Что же ты скажешь нам, Мозес? Не правда ли? Бежать, позабыв про всякий стыд,– как бежал Моше, – другими словами, оставив за спиной все приличия и обязательства, да еще этот народ, который только и умеет, что канючить, жаловаться и рассказывать, как его обижают египтяне, маовитяне, амаликитяне или хананеи, – бросить все, чтобы нырнуть в спасительную темноту, не опасаясь ни разбойников, ни змей, потому что, ей-богу, сэр, лучше змея и голод, чем этот ежедневный коммунальный шум, склоки и судебные разбирательства или бесконечные рассказы у вечернего костра, где можно услышать что-нибудь вроде
Ковчег, между тем, остановился, чтобы выпустить одинокого пассажира – словно голубя, которому предстояло принести назад долгожданную весть о близкой земле…

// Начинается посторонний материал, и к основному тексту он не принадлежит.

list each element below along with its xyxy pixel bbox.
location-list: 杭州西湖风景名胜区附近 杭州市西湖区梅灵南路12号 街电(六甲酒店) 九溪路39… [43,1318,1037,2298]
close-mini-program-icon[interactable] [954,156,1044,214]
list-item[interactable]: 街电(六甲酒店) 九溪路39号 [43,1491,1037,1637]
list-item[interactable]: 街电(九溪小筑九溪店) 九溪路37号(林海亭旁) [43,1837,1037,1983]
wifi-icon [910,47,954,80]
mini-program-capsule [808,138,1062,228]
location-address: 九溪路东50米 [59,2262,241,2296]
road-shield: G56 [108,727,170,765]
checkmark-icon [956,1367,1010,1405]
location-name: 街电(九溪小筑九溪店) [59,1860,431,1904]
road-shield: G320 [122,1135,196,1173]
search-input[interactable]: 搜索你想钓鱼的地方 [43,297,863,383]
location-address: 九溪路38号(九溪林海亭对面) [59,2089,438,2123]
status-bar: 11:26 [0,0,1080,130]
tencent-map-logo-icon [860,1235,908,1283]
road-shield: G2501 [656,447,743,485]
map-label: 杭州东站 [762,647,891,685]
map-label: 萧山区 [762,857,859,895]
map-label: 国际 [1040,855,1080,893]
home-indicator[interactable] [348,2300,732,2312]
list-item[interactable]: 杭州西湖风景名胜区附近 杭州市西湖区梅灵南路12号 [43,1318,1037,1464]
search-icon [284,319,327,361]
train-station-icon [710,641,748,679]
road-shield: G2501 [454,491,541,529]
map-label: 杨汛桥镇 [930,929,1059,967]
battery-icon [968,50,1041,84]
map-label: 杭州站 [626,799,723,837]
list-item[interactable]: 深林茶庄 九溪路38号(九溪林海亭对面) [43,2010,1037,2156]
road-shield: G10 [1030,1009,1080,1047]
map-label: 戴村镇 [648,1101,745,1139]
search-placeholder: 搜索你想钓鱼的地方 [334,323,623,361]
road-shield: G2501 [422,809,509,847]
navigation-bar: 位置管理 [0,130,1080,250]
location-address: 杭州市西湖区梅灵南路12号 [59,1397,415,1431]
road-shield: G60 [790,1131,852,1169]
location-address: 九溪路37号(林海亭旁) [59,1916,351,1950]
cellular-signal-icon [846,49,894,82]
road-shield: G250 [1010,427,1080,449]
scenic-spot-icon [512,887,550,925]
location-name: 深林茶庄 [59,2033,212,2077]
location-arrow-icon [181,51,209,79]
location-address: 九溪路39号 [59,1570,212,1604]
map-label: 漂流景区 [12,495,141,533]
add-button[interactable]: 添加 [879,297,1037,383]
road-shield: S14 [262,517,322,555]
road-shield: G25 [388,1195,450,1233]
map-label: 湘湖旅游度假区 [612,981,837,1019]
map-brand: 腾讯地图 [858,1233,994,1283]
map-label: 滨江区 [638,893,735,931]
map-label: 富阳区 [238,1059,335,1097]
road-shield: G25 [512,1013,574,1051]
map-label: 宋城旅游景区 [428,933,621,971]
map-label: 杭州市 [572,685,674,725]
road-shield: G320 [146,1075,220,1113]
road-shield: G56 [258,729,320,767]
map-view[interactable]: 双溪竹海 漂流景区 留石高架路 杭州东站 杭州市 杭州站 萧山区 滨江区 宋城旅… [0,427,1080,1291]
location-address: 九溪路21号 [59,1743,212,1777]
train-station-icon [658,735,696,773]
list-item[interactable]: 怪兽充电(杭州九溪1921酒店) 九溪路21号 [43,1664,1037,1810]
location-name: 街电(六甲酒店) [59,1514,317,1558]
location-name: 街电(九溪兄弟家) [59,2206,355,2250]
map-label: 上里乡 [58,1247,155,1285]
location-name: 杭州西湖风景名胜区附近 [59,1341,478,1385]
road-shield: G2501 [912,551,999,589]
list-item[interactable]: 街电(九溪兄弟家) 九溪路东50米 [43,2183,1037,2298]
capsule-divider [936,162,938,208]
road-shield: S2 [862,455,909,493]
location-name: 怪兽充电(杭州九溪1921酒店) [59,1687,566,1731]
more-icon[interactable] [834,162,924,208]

В конце концов, Мозес, – да, да, в конце-то концов, кто не знает, что добродетель savoir vivre всегда норовит заехать в самое запрещенное место, – в пах или под дых – да при этом еще с самым невинным видом, говоря – «странно, что вы не подумали при этом о других» или «ваш отец никогда бы так не поступил», – эта пытка добродетелью была, пожалуй, не страшна только святым и сумасшедшим, а значит (если пренебречь утомительной логической последовательностью), свихнувшийся сифилитик был тысячу раз прав: прыгнуть выше самого себя – вот единственный шанс, который у нас еще остается (особенно мило выглядело, конечно, это «у нас», да еще то, что мысль о прыжке выше собственной головы мерно баюкала его в такт покачивающемуся автобусу, как будто обещала сквозь подступившую дрему немедленно прыгнуть, как только сложатся благоприятные обстоятельства).
И, тем не менее, сэр.
И, тем не менее, Мозес.
Похоже, что никаких других шансов уже действительно не осталось, и это было все же лучше, чем вообще ничего, поэтому не надо смотреть так невесело, в самом деле, ведь еще не все потеряно, право же, не все, поскольку если бы это было не так, он не сидел бы сейчас здесь, сцепив на коленях руки и поглядывая время от времени в цветочную прореху, за которой возникали и исчезали обломки прежней жизни, – вон поплыло, качаясь, освещенное окно на первом этаже, а вон еще одно, а за ним какая-то вывеска, мерцающая буква «вав», и снова все утонуло, так тому, видно, и быть, хотя с другой стороны все же было бы любопытно узнать, что чувствовал Ной, слыша за кедровой обшивкой вопли тонущих младенцев, – не пришло ли ему вдруг на ум – кому нужна теперь будет его добродетель, может быть, он даже стукнул раз или другой по обшивке ковчега или даже грязно выругался, впрочем, не адресуя свое ругательство никому в особенности, и тут, право же, нет ничего такого, поскольку праведность, кажется, совсем не обязательно предполагает наличие железных нервов, и дело здесь, стало быть, все же совсем в другом. Положим, вопли еще можно было как-нибудь пережить (прочная обшивка из ливанского кедра славно проконопачена), но что делать, когда в двух шагах от тебя пускает пузыри целый мир, а впереди – только одна сомнительная неопределенность, – не то действительно скрывающая в себе обещанное, не то только пригрезившаяся с глубокого похмелья.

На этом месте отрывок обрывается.